The Strike is from the series's last season, and it's by far the most remembered of the show's Christmas episodes. The name references Kramer's story in the episode: after being on strike from H&H Bagels for more than a decade, the union makes a deal, sending him back to work. Almost immediately, he goes back on strike, because he can't get Festivus off.

And that, of course, is why this one is remembered. We learn George's family celebrates the holiday of Festivus instead of Christmas. George, of course, hates the holiday, and for good reason: his father takes it extremely seriously. George spends the episode planning to skip the celebration, but when he's caught giving out fake donation cards in lieu of gifts at the office, the only excuse he can think of is that his religious heritage left him in fear of persecution. To prove it, he's forced to take his boss to his family's house to prove the holiday is real.

Meanwhile, Jerry has a new girlfriend, the Two-Face (and, to the show's credit, they name-check the Batman villain: this series was always good to us geeks). She's given the moniker due to the fact she looks gorgeous or ugly, depending on the light.

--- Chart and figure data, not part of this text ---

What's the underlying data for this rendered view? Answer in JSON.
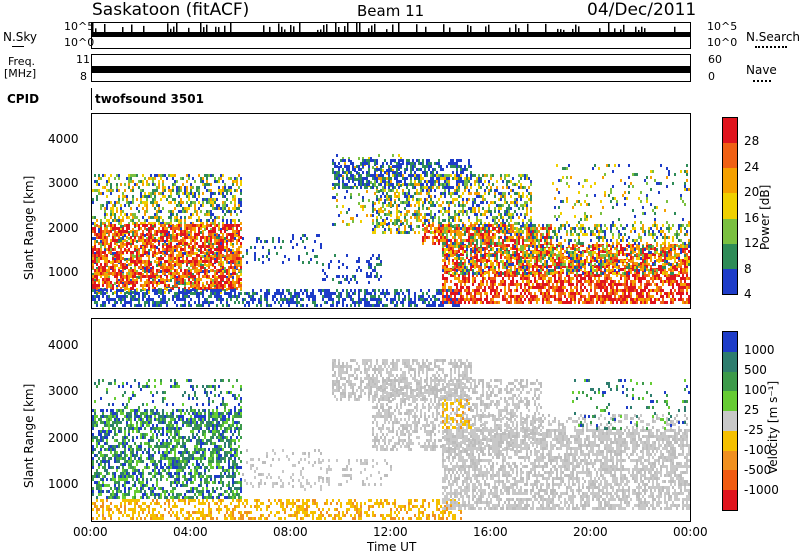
{
  "header": {
    "station": "Saskatoon (fitACF)",
    "beam": "Beam 11",
    "date": "04/Dec/2011"
  },
  "strips": {
    "nsky_label": "N.Sky",
    "nsky_ticks": [
      "10^5",
      "10^0"
    ],
    "nsearch_label": "N.Search",
    "nsearch_ticks": [
      "10^5",
      "10^0"
    ],
    "freq_label_1": "Freq.",
    "freq_label_2": "[MHz]",
    "freq_ticks": [
      "11",
      "8"
    ],
    "nave_label": "Nave",
    "nave_ticks": [
      "60",
      "0"
    ],
    "cpid_label": "CPID",
    "cpid_value": "twofsound 3501"
  },
  "chart_data": [
    {
      "type": "heatmap",
      "name": "power",
      "xlabel": "",
      "ylabel": "Slant Range [km]",
      "ylim": [
        200,
        4600
      ],
      "yticks": [
        1000,
        2000,
        3000,
        4000
      ],
      "colorbar": {
        "label": "Power [dB]",
        "ticks": [
          "28",
          "24",
          "20",
          "16",
          "12",
          "8",
          "4"
        ],
        "colors": [
          "#e0141e",
          "#f06014",
          "#f5a000",
          "#f0d000",
          "#7ac040",
          "#2e8b57",
          "#1e3cc8"
        ]
      }
    },
    {
      "type": "heatmap",
      "name": "velocity",
      "xlabel": "Time UT",
      "ylabel": "Slant Range [km]",
      "ylim": [
        200,
        4600
      ],
      "yticks": [
        1000,
        2000,
        3000,
        4000
      ],
      "xticks": [
        "00:00",
        "04:00",
        "08:00",
        "12:00",
        "16:00",
        "20:00",
        "00:00"
      ],
      "colorbar": {
        "label": "Velocity [m s⁻¹]",
        "ticks": [
          "1000",
          "500",
          "100",
          "25",
          "-25",
          "-100",
          "-500",
          "-1000"
        ],
        "colors": [
          "#1e3cc8",
          "#2e7d6e",
          "#3c9a4a",
          "#66cc33",
          "#c8c8c8",
          "#f5c000",
          "#f09020",
          "#f05a10",
          "#e0141e"
        ]
      }
    }
  ]
}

Elaine's plot line centers around a fake number she'd been giving out to men she had no intention of ever speaking to again. After she inadvertently gives someone a customer loyalty card she's almost finished, she tries to track him down, only to attract the attention of a pair of creepy men who work at the business her fake number leads to.

A series of coincidences bring everyone to the Festivus dinner, which is even more uncomfortable and humiliating than George expected.

While I like this one well enough, I don't think it deserves the status it's often awarded. It's certainly funny, but the premise is a little too extreme to work, an issue I recall having with a lot of the last season. One of the things Seinfeld did exceedingly well in its prime was convince the viewer to suspend their disbelief for some pretty outrageous scenarios, but they bit off more than they could chew this time.

Likewise, this one felt a touch mean-spirited, particularly towards the female characters. The Two-Face premise felt cruel, and the sequence at the end where Elaine was seated between two large men she was scared of was incredibly uncomfortable.

Still, the Festivus elements were great, and they certainly left a mark on popular culture. If you've never seen this before, it's probably worth tracking down for that fact alone.


  1. You're bonkers. The strike cinematic genius.